EMSA was performed using the LightShift Chemiluminescent EMSA kit (Pierce Biotechnology, Rockford, IL, USA) according to manufacturer’s instructions. Briefly, nuclear protein extract was isolated from brain microvessels prepared from Nx, Hx, H/R, and sulforaphane treated rats. Complementary DNA oligonucleotides 5′-CGG TCA CCG TTA CTC AGC ACT TTG-3′ and 5′-CAA AGT GCT GAG TAA CGG TGA CCG-3′ (antioxidant response element recognition sequence highlighted) were purchased from Integrated DNA Technologies, end labeled with biotin, and annealed at 95 °C for 5 min. EMSA samples were prepared using 5 μg of nuclear extract in each Nrf2/ARE binding reaction. The binding reaction was incubated at room temperature for 15 min and DNA–protein complexes were resolved on a precast 6% native polyacrylamide gel in 0.5% TBE buffer. The gel was removed from the electrophoresis unit, blotted onto a nitrocellulose membrane, and incubated with streptavidin-horseradish peroxidase for 30 min. Membranes were developed using enhanced chemiluminescence. Experiments to determine specificity of EMSA reactions for the Nrf2/ARE complex were conducted by incubating binding reactions in the presence of a rabbit monoclonal anti-Nrf2 antibody (EP1808Y; 1/20 dilution; Abcam, Cambridge, MA). Control EMSA experiments were performed by adding an excess (200×) of unlabeled probe to binding reactions.

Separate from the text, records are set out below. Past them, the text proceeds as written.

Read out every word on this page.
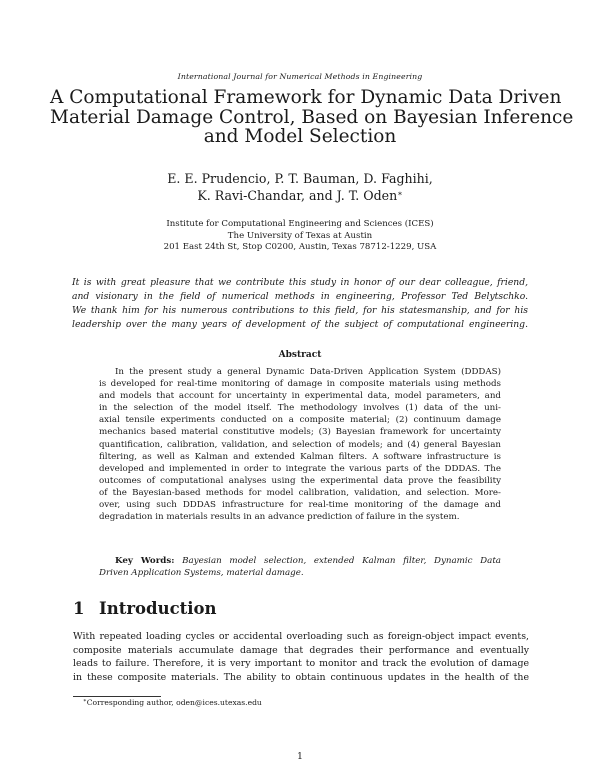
International Journal for Numerical Methods in Engineering
A Computational Framework for Dynamic Data Driven
Material Damage Control, Based on Bayesian Inference
and Model Selection
E. E. Prudencio, P. T. Bauman, D. Faghihi,
K. Ravi-Chandar, and J. T. Oden∗
Institute for Computational Engineering and Sciences (ICES)
The University of Texas at Austin
201 East 24th St, Stop C0200, Austin, Texas 78712-1229, USA
It is with great pleasure that we contribute this study in honor of our dear colleague, friend,
and visionary in the field of numerical methods in engineering, Professor Ted Belytschko.
We thank him for his numerous contributions to this field, for his statesmanship, and for his
leadership over the many years of development of the subject of computational engineering.
Abstract
In the present study a general Dynamic Data-Driven Application System (DDDAS)
is developed for real-time monitoring of damage in composite materials using methods
and models that account for uncertainty in experimental data, model parameters, and
in the selection of the model itself. The methodology involves (1) data of the uni-
axial tensile experiments conducted on a composite material; (2) continuum damage
mechanics based material constitutive models; (3) Bayesian framework for uncertainty
quantification, calibration, validation, and selection of models; and (4) general Bayesian
filtering, as well as Kalman and extended Kalman filters. A software infrastructure is
developed and implemented in order to integrate the various parts of the DDDAS. The
outcomes of computational analyses using the experimental data prove the feasibility
of the Bayesian-based methods for model calibration, validation, and selection. More-
over, using such DDDAS infrastructure for real-time monitoring of the damage and
degradation in materials results in an advance prediction of failure in the system.
Key Words: Bayesian model selection, extended Kalman filter, Dynamic Data
Driven Application Systems, material damage.
1 Introduction
With repeated loading cycles or accidental overloading such as foreign-object impact events,
composite materials accumulate damage that degrades their performance and eventually
leads to failure. Therefore, it is very important to monitor and track the evolution of damage
in these composite materials. The ability to obtain continuous updates in the health of the
∗Corresponding author, oden@ices.utexas.edu
1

ChIP was performed using the Imprint Chromatin Immunoprecipitation Kit (Sigma-Aldrich) according to manufacturer’s instructions. Briefly, microvessels were isolated from Nx, Hx, H/R, and sulforaphane treated rats and subsequently cross-linked in buffer containing 1% formaldehyde for 10 min at room temperature. Cross-linking was stopped by addition of glycine to a final concentration of 125 mM followed by centrifugation at 180×g for 5 min at room temperature. At this time, the microvessel pellet was resuspended in 50 μl of Nuclei Preparation Buffer and incubated on ice for 10 min. Following centrifugation at 180×g for 10 min at 4 °C, the nuclear pellet was resuspended in shearing buffer and incubated on ice for 10 min. Chromatin was sheared to 200–1000 bp by sonication on ice. Sonicated chromatin was diluted twofold in lysis buffer and 100 μl of diluted sample per immunoprecipitation reaction was used. Each sample was added to individual wells of a 96-well assay plate where each well contained 1 μg of specific rabbit monoclonal anti-Nrf2 antibody (EP1808Y) that has been previously validated in ChIP assays [21]. Assay plates were incubated for 90 min at room temperature on an orbital shaker at 75 rpm. In parallel, a no-antibody sample was run as a negative control. At this time, 40 μl of DNA release buffer was added to each well and samples were incubated in a water bath at 65 °C for 15 min. Following this step, 40 μl of reversing solution was added to each well and samples were incubated in a water bath at 65 °C for 90 min. Washes and elutions were performed in accordance with manufacturer’s instructions for the Imprint ChIP assay kit. Eluted and input DNA samples were purified using a spin column to a final volume of 50 μl. Quantitative real-time PCR was performed using 2 μl of template DNA per 25 μl of polymerase chain reaction (PCR) amplification scale as described by Hoque and colleagues [22]. Quantification of Nrf2 occupancy to the ARE within Abcc gene promoter by SYBR green real-time PCR was performed using primer sets prepared by Integrated DNA Technologies (Table 2). All measurements were performed in triplicate and results were verified in three separate chromatin preparations.